The location of entrepreneurship is interesting, said one conference participant, because it recognises that solutions to today’s problems do not lie ‘out there’ with big corporates or political structures that have failed in any event. Rather, the solution lies ‘in here’, in ourselves.

Towards a distributive model

The billion dollar question, said Pamponet, is how to redesign power. Centralised power institutions, including universities, political parties and big corporations, have the hierarchical models of the last century.

“They are still the institutions that are running the world and this is where we have a crisis, and it is a global one.” Responses had been seen in Occupy Wall Street in the United States but also in Spain, in Egypt, Tunisia and Brazil and elsewhere.

There was emerging a much more distributed way of dealing with power in society. Facebook was a good example, as it was trying to connect people in a distributed way.

The distributive model had been tested on the ItsNoon platform, where calls for ideas and work go out to and are responded to as a community – but with monetary payment for work that is picked up. “This provides a very different relationship between people.

“It is not a place where we are simply taking our time to validate good things that people are doing. It is generating a reciprocity model.” Money, he pointed out, can make things happen.

“The main issue is to be aware that the society is going in one direction and the market is going in another direction. Society is trying to be much more distributed and decentralised – some of the political revolutions are pointing to this direction – and the trend of money being concentrated with a small number of people shows the market going in another direction.”

Globally, 1% of the people own 99% of the wealth.

“This is a big problem. The way we are going to redesign our institutions is critical.”

He gave the example of Santander Bank, the Spanish financial institution that has spread across Latin America. Lack of response to providing financial advice to people led to a marketing strategy that involved customers sharing their financial strategies and being paid for it. This distributive tactic was helpful and brilliant and picked up many new customers.

Pamponet described this as “probably a very wise first step in starting a movement that decentralises the power in the relationship between institutions and stakeholders”.

Seeking new kind of entrepreneurship

Pamponet linked Brazil and South Africa via their shared heritage and culture. Most of African culture is not ‘industrialised’ but connected to the land and natural resources.
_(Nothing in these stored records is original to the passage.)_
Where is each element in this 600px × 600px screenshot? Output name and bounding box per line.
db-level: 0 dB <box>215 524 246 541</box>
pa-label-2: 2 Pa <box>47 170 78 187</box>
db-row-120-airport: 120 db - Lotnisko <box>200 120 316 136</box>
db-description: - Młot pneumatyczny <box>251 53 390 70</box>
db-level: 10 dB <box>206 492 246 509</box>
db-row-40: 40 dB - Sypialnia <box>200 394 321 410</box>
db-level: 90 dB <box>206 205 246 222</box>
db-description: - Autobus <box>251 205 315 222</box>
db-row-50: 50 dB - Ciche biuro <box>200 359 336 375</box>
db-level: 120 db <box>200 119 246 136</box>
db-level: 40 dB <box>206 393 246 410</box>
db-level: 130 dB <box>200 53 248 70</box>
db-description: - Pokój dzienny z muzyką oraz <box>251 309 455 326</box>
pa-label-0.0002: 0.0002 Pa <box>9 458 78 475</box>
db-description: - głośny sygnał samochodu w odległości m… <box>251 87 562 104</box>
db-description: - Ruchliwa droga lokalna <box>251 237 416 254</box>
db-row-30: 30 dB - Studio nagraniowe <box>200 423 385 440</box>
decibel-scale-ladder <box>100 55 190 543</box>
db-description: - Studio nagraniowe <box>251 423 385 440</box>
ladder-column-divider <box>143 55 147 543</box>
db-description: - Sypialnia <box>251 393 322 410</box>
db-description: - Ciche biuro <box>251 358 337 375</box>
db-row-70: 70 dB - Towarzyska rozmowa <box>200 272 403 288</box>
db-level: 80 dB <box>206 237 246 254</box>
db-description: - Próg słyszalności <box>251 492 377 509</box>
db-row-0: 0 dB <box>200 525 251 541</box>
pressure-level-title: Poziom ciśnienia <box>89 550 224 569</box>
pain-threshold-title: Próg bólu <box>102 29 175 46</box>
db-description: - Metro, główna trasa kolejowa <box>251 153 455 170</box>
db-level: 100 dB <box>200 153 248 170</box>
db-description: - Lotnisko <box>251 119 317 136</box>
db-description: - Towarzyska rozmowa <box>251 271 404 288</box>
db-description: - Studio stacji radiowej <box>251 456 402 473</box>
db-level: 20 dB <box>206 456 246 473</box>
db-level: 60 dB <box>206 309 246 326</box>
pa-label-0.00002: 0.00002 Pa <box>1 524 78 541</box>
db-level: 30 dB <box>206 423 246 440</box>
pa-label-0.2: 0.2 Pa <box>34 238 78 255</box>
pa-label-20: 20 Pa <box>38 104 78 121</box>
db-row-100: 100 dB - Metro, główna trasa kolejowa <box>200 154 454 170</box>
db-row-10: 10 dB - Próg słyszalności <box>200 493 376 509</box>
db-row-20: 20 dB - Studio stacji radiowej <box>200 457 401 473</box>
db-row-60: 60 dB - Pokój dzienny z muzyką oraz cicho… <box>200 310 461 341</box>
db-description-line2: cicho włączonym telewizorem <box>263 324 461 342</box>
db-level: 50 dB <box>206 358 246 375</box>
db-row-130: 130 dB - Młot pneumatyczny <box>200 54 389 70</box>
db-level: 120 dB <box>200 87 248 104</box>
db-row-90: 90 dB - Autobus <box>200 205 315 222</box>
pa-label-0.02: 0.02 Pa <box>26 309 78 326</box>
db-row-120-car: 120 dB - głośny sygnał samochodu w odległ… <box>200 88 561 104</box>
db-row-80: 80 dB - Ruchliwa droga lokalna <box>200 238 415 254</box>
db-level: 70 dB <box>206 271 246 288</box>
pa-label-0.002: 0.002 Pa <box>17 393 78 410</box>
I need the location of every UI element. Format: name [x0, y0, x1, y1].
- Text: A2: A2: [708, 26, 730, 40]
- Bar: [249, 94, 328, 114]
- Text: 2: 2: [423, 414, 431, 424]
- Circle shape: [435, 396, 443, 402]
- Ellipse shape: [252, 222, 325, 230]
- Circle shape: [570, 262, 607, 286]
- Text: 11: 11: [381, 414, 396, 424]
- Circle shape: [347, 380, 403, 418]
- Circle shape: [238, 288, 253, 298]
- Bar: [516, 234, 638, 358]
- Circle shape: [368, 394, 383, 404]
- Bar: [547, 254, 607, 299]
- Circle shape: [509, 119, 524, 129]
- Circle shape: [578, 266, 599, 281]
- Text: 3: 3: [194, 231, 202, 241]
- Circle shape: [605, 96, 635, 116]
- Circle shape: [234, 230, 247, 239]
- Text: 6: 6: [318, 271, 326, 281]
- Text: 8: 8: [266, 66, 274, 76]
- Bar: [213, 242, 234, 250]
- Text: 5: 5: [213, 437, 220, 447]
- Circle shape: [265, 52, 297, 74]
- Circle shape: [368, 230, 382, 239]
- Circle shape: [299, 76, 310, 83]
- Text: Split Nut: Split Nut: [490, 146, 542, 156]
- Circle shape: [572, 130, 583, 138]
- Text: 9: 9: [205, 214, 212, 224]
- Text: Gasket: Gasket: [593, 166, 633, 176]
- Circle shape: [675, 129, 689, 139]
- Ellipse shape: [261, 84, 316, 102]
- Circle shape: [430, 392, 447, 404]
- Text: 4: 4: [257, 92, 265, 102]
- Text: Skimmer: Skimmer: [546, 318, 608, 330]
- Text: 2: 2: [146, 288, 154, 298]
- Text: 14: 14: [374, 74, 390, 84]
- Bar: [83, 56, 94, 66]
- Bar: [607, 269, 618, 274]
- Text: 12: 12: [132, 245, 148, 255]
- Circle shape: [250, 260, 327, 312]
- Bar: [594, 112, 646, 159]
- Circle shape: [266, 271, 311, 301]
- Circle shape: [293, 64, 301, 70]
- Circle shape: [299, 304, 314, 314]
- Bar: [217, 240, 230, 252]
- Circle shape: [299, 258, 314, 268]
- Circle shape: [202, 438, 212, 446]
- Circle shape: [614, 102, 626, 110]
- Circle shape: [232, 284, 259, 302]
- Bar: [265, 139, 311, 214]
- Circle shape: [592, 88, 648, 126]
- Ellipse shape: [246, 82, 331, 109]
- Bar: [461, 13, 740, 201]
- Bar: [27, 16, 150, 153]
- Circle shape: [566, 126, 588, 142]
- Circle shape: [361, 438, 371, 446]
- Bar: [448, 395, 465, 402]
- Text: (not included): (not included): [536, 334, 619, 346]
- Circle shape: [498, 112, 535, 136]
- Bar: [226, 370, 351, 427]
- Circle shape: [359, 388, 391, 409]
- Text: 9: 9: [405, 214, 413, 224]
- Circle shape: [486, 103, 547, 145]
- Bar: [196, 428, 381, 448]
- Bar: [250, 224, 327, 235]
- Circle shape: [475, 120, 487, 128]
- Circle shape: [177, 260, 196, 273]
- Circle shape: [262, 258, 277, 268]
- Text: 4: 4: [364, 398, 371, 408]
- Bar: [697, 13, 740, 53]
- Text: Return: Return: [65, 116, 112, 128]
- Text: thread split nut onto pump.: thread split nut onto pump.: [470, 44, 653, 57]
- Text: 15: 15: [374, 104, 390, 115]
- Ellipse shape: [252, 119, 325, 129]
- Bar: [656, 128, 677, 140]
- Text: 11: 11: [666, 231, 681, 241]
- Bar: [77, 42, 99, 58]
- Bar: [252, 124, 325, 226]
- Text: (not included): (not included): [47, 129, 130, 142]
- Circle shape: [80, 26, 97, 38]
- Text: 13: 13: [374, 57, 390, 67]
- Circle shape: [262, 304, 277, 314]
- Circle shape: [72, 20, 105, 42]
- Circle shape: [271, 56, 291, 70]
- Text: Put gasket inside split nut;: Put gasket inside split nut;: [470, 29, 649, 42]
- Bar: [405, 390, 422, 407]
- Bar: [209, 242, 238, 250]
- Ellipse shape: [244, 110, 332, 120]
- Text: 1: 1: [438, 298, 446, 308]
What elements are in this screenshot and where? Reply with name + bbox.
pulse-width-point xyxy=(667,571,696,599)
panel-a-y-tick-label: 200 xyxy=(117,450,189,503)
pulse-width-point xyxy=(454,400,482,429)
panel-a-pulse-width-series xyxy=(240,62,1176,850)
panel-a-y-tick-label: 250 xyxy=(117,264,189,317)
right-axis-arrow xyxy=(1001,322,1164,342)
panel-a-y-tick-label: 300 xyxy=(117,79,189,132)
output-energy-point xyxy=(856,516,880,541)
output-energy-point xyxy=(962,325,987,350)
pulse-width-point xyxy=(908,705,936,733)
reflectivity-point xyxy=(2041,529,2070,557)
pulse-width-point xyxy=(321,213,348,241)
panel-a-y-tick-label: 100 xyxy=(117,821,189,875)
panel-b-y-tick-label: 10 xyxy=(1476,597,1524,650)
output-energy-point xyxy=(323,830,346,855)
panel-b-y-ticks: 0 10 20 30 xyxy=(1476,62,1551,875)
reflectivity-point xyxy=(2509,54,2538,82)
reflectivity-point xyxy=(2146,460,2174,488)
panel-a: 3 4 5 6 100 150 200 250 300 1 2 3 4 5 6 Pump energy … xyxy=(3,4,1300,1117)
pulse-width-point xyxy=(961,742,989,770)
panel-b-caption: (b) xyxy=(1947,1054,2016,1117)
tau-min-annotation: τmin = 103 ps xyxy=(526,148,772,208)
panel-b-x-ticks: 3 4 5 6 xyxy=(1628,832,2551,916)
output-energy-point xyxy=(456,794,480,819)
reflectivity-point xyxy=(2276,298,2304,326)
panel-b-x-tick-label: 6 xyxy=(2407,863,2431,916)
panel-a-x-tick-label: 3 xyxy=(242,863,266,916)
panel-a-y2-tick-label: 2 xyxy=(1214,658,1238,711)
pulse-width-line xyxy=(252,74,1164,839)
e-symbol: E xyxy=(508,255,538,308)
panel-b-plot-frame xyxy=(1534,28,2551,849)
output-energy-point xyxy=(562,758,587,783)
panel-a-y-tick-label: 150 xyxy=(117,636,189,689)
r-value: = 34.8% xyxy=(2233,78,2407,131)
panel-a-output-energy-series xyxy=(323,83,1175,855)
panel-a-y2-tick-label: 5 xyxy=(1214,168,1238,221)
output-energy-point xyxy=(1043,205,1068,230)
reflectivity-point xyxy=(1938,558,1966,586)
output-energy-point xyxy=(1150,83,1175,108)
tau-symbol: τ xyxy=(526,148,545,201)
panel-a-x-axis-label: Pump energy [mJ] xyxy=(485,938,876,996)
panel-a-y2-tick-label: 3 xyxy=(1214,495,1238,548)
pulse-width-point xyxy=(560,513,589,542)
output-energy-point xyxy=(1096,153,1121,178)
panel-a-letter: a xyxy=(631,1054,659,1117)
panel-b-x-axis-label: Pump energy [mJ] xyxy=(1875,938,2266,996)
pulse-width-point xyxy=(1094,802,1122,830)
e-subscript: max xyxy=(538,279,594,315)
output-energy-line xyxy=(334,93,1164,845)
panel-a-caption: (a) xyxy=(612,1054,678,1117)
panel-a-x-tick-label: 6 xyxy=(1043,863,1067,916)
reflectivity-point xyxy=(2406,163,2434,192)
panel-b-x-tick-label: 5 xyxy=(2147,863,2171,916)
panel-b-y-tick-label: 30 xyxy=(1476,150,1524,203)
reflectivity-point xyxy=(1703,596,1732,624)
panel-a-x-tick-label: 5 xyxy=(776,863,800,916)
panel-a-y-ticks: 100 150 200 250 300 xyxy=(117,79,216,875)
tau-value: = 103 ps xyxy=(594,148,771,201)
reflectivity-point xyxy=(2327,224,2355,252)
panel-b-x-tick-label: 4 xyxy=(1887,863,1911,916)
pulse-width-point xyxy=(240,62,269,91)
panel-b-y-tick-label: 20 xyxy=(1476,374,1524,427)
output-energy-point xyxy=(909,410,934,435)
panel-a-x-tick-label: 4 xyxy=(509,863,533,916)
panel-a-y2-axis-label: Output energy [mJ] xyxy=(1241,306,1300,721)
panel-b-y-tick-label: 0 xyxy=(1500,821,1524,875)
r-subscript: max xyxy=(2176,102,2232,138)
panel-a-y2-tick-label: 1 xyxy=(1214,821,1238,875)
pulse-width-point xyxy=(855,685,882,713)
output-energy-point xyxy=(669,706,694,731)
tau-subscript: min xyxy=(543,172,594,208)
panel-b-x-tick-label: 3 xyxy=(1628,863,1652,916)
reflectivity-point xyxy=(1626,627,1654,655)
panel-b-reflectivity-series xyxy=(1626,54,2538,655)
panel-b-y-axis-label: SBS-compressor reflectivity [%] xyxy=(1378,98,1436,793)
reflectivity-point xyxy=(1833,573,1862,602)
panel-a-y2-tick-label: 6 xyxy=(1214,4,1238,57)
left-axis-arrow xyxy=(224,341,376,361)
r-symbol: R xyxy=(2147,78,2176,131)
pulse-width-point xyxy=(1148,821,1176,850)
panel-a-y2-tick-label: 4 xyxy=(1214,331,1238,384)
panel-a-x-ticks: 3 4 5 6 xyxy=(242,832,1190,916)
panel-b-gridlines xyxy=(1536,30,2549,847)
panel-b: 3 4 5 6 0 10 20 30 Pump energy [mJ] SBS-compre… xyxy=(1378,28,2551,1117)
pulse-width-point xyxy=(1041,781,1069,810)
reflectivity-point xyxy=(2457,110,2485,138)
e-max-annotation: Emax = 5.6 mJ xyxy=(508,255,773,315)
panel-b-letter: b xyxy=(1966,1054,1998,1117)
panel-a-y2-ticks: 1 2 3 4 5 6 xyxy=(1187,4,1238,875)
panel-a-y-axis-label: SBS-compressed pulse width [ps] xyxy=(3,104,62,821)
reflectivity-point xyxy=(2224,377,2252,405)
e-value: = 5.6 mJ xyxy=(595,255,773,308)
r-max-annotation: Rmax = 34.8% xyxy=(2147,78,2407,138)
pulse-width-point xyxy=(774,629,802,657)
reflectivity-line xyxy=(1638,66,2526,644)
“Most of the time we think about the Silicon Valley model of entrepreneurship. But reconnecting with the land is probably the most trending aspect of entrepreneurship of which we need to be aware – generating food and taking care of water. When we talk about entrepreneurship we somehow miss this agenda.

“Let's think about our culture and the way we do things. Let's try to create our own inputs, because most that are coming from the ‘developed’ world somehow colonise what we think and are not working anyhow. We have a big chance now to really reconnect with the way we do things and trust the way we do things and find our own way to become entrepreneurial.”

Pamponet said it was critical is to build an entrepreneurial spirit. With employment perceived as a crisis in the world today, the entrepreneurial agenda is crucial. “There is not enough employment for everybody in the world but people need to make a living. You need to create a job. This is the new entre-spirit we need to unleash,” he said.

Societies such as Brazil and South Africa have different ways of thinking and have something to add, he continued. “But we are not trusting who we are and we overvalue things that come from outside. We are not aware of the things we are willing to do and who we really are. This is a colonised model of thinking.”